To turn the logprobs into our end scores, first we normalize our probabilities. This will result in the following data structure:

In [None]:
from IPython import display
from intelligence_layer.classify import TreeNode
from intelligence_layer.tree_visualizer import graph_nodes

normalized_probs_logs = [log_entry.value for log_entry in debug_log.logs if isinstance(log_entry, LogEntry) and log_entry.message == "Normalized Probs"]
log = normalized_probs_logs.pop()

root = TreeNode()
for probs in log.values():
    root.insert_without_calculation(probs)

graph = graph_nodes(root)
display.display_svg(graph)


Finally, we take the product of all the paths to get the following results:

In [None]:
for label, score in output.scores.items():
    print(f"{label}: {round(score, 5)}")


The example mentioned before is rather straightforward, but there are some situations when it isn't as obvious as a single token.
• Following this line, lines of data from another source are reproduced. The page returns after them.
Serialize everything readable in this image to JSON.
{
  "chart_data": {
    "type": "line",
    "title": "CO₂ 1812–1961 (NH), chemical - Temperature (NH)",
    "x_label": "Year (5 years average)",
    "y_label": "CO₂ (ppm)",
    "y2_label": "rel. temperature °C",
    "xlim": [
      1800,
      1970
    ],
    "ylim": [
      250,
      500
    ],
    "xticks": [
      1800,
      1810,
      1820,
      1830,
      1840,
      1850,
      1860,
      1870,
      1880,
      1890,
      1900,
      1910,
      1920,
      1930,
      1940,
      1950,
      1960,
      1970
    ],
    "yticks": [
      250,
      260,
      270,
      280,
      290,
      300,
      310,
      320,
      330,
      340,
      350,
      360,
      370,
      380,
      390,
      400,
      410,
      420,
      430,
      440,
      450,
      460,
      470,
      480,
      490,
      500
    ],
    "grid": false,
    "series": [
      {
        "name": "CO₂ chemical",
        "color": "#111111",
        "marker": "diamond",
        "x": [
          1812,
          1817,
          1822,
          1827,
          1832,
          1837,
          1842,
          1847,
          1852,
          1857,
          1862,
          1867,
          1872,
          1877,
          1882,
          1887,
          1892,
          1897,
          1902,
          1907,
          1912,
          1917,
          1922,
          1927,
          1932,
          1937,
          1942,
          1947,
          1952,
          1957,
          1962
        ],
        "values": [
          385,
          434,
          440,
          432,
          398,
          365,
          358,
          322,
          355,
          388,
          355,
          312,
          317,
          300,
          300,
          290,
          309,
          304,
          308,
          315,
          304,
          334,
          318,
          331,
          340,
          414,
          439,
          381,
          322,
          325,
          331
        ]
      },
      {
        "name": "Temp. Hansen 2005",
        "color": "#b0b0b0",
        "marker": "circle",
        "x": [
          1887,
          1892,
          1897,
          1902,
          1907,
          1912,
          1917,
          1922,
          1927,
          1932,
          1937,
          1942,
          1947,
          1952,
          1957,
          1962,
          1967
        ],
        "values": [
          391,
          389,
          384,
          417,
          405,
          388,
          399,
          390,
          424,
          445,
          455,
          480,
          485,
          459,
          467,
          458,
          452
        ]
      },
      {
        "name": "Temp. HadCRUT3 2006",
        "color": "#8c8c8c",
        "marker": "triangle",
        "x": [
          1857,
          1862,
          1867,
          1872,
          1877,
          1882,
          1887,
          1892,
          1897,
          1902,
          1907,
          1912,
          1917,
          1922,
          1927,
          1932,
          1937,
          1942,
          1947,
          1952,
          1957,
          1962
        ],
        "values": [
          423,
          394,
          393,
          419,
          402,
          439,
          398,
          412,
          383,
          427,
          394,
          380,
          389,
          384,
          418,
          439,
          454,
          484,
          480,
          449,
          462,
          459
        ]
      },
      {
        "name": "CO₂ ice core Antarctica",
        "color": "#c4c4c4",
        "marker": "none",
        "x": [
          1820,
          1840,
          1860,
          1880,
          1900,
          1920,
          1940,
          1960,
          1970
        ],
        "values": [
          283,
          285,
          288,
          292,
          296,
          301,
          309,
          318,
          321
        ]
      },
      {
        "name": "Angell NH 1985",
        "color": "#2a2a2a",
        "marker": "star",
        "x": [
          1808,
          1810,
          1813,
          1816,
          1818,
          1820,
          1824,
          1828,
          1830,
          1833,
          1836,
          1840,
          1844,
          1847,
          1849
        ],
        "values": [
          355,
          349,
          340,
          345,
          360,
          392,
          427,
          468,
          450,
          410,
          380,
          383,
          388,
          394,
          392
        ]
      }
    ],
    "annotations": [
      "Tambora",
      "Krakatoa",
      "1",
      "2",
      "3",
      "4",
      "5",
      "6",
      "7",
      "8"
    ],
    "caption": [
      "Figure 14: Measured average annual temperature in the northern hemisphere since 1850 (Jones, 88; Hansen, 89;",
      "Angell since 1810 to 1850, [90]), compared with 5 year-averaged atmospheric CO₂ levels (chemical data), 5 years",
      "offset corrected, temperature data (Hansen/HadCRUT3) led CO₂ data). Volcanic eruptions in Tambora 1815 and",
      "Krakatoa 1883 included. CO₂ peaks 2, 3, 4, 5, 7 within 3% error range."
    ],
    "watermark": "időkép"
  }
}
What if we take some classes that have some overlap?
In the following example some of the classes overlap in the tokens they have. This makes the calculation a bit more complicated:

In [None]:
from intelligence_layer.classify import SingleLabelClassify, ClassifyInput
from intelligence_layer.task import LogEntry

labels = ["Space party", "Space exploration", "Space exploration party"]
task = SingleLabelClassify(client)
input = ClassifyInput(
    text=text_to_classify,
    labels=labels
)
logger = JsonDebugLogger(name="classify")
output = task.run(input, logger)
normalized_probs_logs = [log_entry.value for log_entry in logger.logs if isinstance(log_entry, LogEntry) and log_entry.message == "Normalized Probs"]
log = normalized_probs_logs.pop()

root = TreeNode()
for probs in log.values():
    root.insert_without_calculation(probs)

graph = graph_nodes(root)
display.display_svg(graph)
print("End scores:")
for label, score in output.scores.items():
    print(f"{label}: {round(score, 4)}")


Here the three classes have some overlapping tokens. 
In the graph above can be seen how the calculations would be done in this case. 

1. At the top, you can see that when there is only one token to choose from, the normalized score will always be 1.

2. After that, the first choice is made between "exploration" and "party". 

3. If the choice of "exploration" is made, finally a choice has to be made between the "endoftext" token and "party".

    This "endoftext" token is a token that large language models use internally to make their calculations.
    As an end user, you generally shouldn't see this token.

    In our case, this translates to choosing between: "Space exploration party" and just "Space exploration".